= King Cheung =

Hong Kong film director

Cheung King-Wai (born 1968) is a Hong Kong film director and screenwriter. He was awarded Best New Director at the 29th Hong Kong Film Awards and named Artist of the Year in 2009 by the Hong Kong Arts Development Council.

== Biography ==
Cheung was born in Hong Kong and grew up in the Tsuen Wan district. He initially attended Hoi Pa Street Government Primary School, later graduating from Buddhist Lam Bing Yim Memorial School, Sheung Kwai Chung Government Industrial Secondary School, and the Music Department of the Hong Kong Academy for Performing Arts. After secondary school, he studied music, film, and philosophy at Brooklyn College, City University of New York, earning a bachelor's degree in film.

Known for his ability to explore social issues from a humanistic perspective, Cheung's works often draw significant public attention. In 2001, his graduation project Farewell Hong Kong, themed around the handover of Hong Kong, was selected for competition at the Sundance Film Festival. In 2005, his script Tin Shui Wai won the HAF Award of Hong Kong Asia Film Financing Forum and was later adapted by director Ann Hui into the film Night and Fog (2009).

In 2008, his feature documentary All's Right With The World was nominated for the Humanitarian Award for Documentaries at the Hong Kong International Film Festival. In 2009, his documentary KJ: Music and Life won Best Documentary, Best Editing, and Best Sound Effects at the 46th Golden Horse Awards, making it the most awarded documentary in Golden Horse history.
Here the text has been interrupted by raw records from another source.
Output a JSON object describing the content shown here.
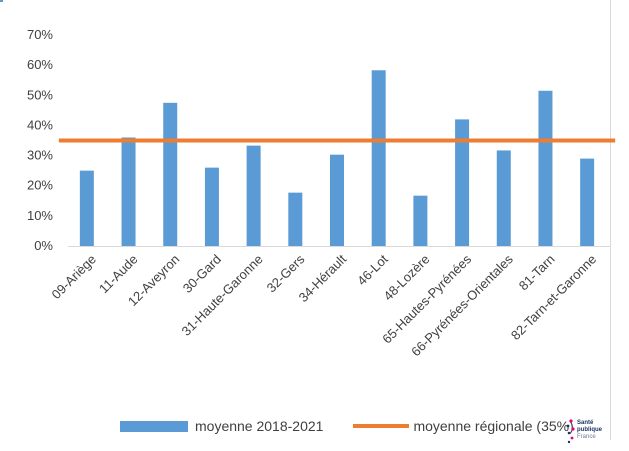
{
  "colors": {
    "bar": "#5b9bd5",
    "line": "#ed7d31",
    "text": "#404040",
    "grid": "#d9d9d9",
    "logo_dot_pink": "#e6007e",
    "logo_dot_blue": "#1d3461"
  },
  "legend": {
    "bar_label": "moyenne 2018-2021",
    "line_label": "moyenne régionale (35%)"
  },
  "logo": {
    "line1": "Santé",
    "line2": "publique",
    "line3": "France"
  },
  "chart_data": {
    "type": "bar",
    "categories": [
      "09-Ariège",
      "11-Aude",
      "12-Aveyron",
      "30-Gard",
      "31-Haute-Garonne",
      "32-Gers",
      "34-Hérault",
      "46-Lot",
      "48-Lozère",
      "65-Hautes-Pyrénées",
      "66-Pyrénées-Orientales",
      "81-Tarn",
      "82-Tarn-et-Garonne"
    ],
    "series": [
      {
        "name": "moyenne 2018-2021",
        "type": "bar",
        "values": [
          25,
          36,
          47.5,
          26,
          33.3,
          17.7,
          30.3,
          58.3,
          16.7,
          42,
          31.7,
          51.5,
          29
        ]
      },
      {
        "name": "moyenne régionale (35%)",
        "type": "line",
        "values": [
          35,
          35,
          35,
          35,
          35,
          35,
          35,
          35,
          35,
          35,
          35,
          35,
          35
        ]
      }
    ],
    "y_ticks": [
      "0%",
      "10%",
      "20%",
      "30%",
      "40%",
      "50%",
      "60%",
      "70%"
    ],
    "ylim": [
      0,
      70
    ],
    "grid": false,
    "legend_position": "bottom"
  }
}
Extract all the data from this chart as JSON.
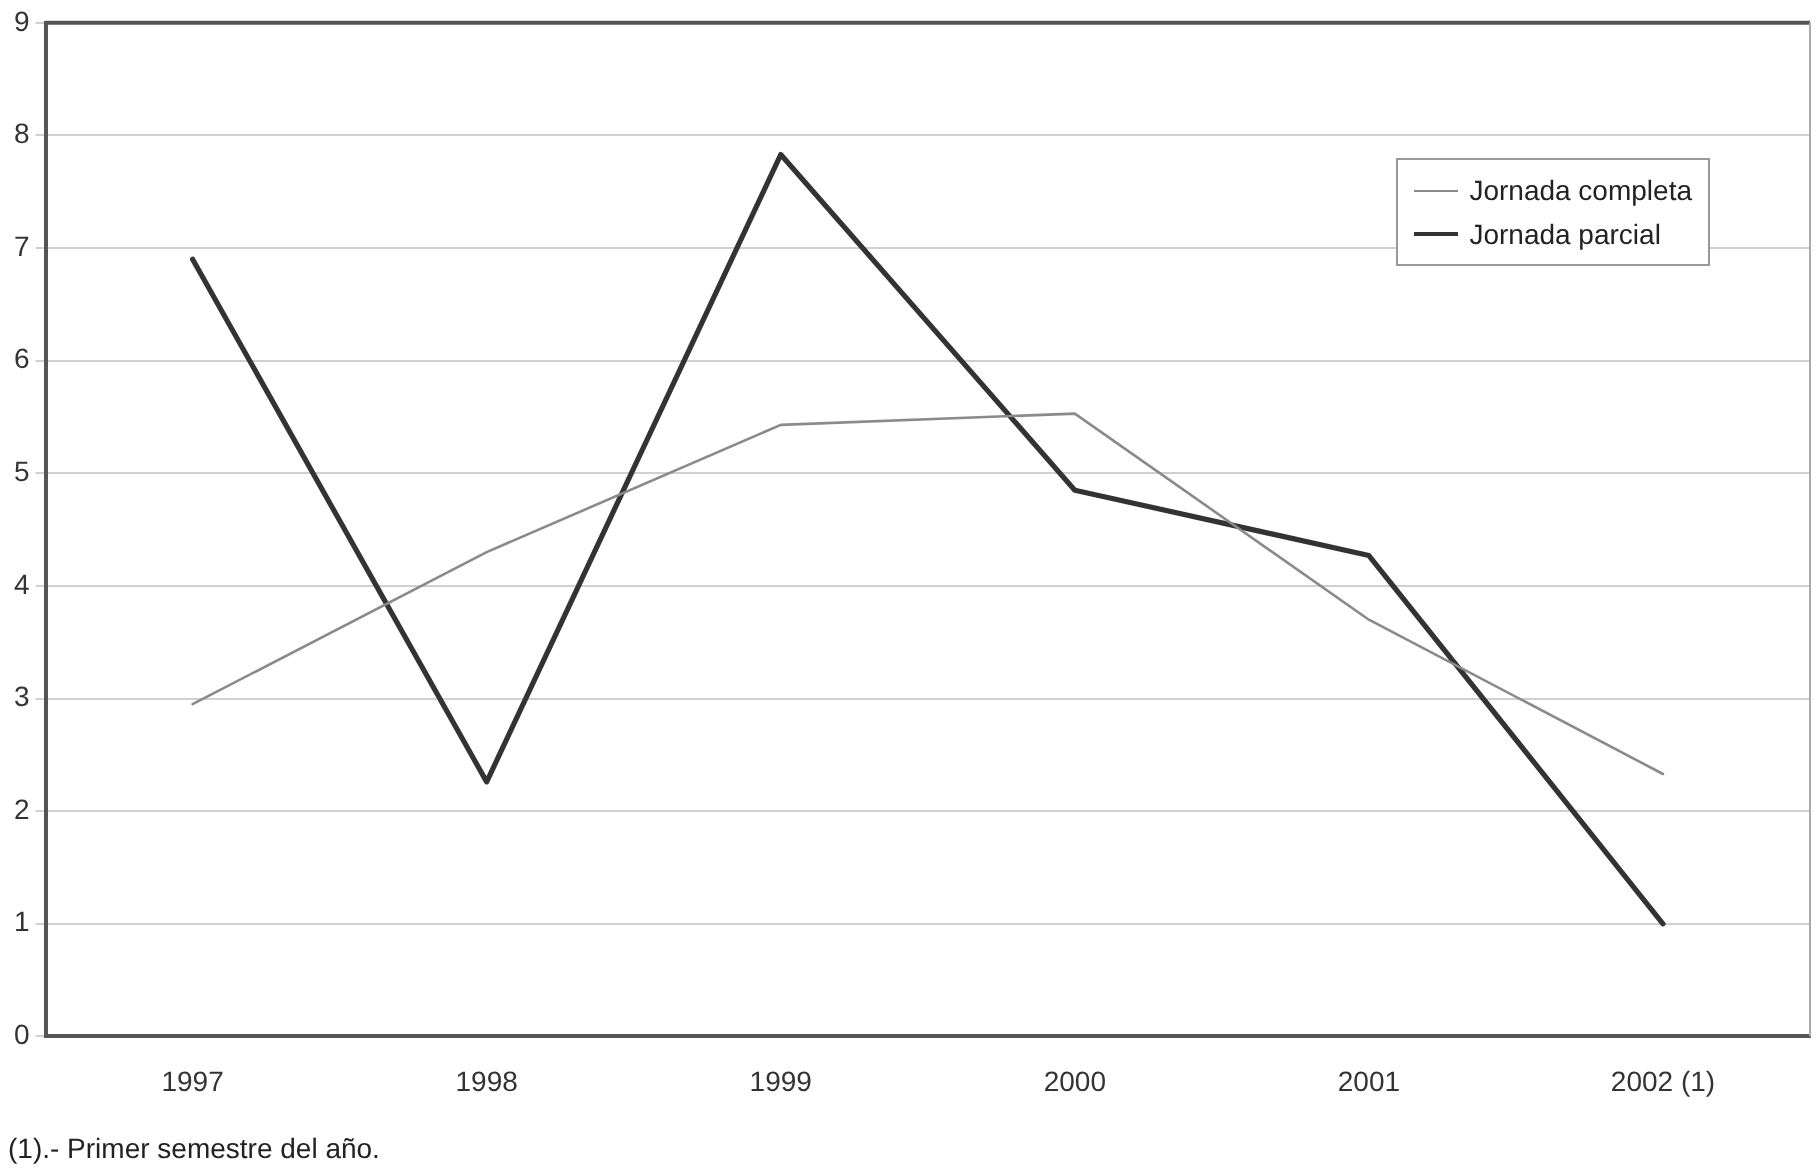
{
  "chart_data": {
    "type": "line",
    "categories": [
      "1997",
      "1998",
      "1999",
      "2000",
      "2001",
      "2002 (1)"
    ],
    "series": [
      {
        "name": "Jornada completa",
        "color": "#8a8a8a",
        "values": [
          2.95,
          4.3,
          5.43,
          5.53,
          3.7,
          2.33
        ]
      },
      {
        "name": "Jornada parcial",
        "color": "#333333",
        "values": [
          6.9,
          2.26,
          7.83,
          4.85,
          4.27,
          1.0
        ]
      }
    ],
    "ylim": [
      0,
      9
    ],
    "yticks": [
      0,
      1,
      2,
      3,
      4,
      5,
      6,
      7,
      8,
      9
    ],
    "grid": "y",
    "legend": "top right",
    "marker": "none",
    "line_style": "solid",
    "annotations": [
      "(1).- Primer semestre del año."
    ]
  }
}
The film also received four nominations at the 29th Hong Kong Film Awards, including Best Film—marking the first time a documentary was nominated in that category. Cheung himself won Best New Director at the same ceremony and was honored as Artist of the Year by the Hong Kong Arts Development Council.

In 2010, his short narrative film Crimson Jade was nominated for Best Short Film at the 47th Golden Horse Awards and selected for the Clermont-Ferrand International Short Film Festival in France. In 2011, his third documentary feature One Nation, Two Cities was again nominated for the Humanitarian Award for Documentaries at the Hong Kong International Film Festival.

At the end of 2012, he began filming the Macao-based short narrative Hills of Ilha Verde (2015).

In early 2014, production began on his first narrative feature Somewhere Beyond the Mist, produced by Derek Yee. The film was officially released in January 2018. The feature film is based on his 2001 script God's Apple.

In February 2023, musician Wong Ka-ching publicly accused Cheung of breaking a promise by including private family matters in KJ: Music and Life that Wong had explicitly asked not to be shown.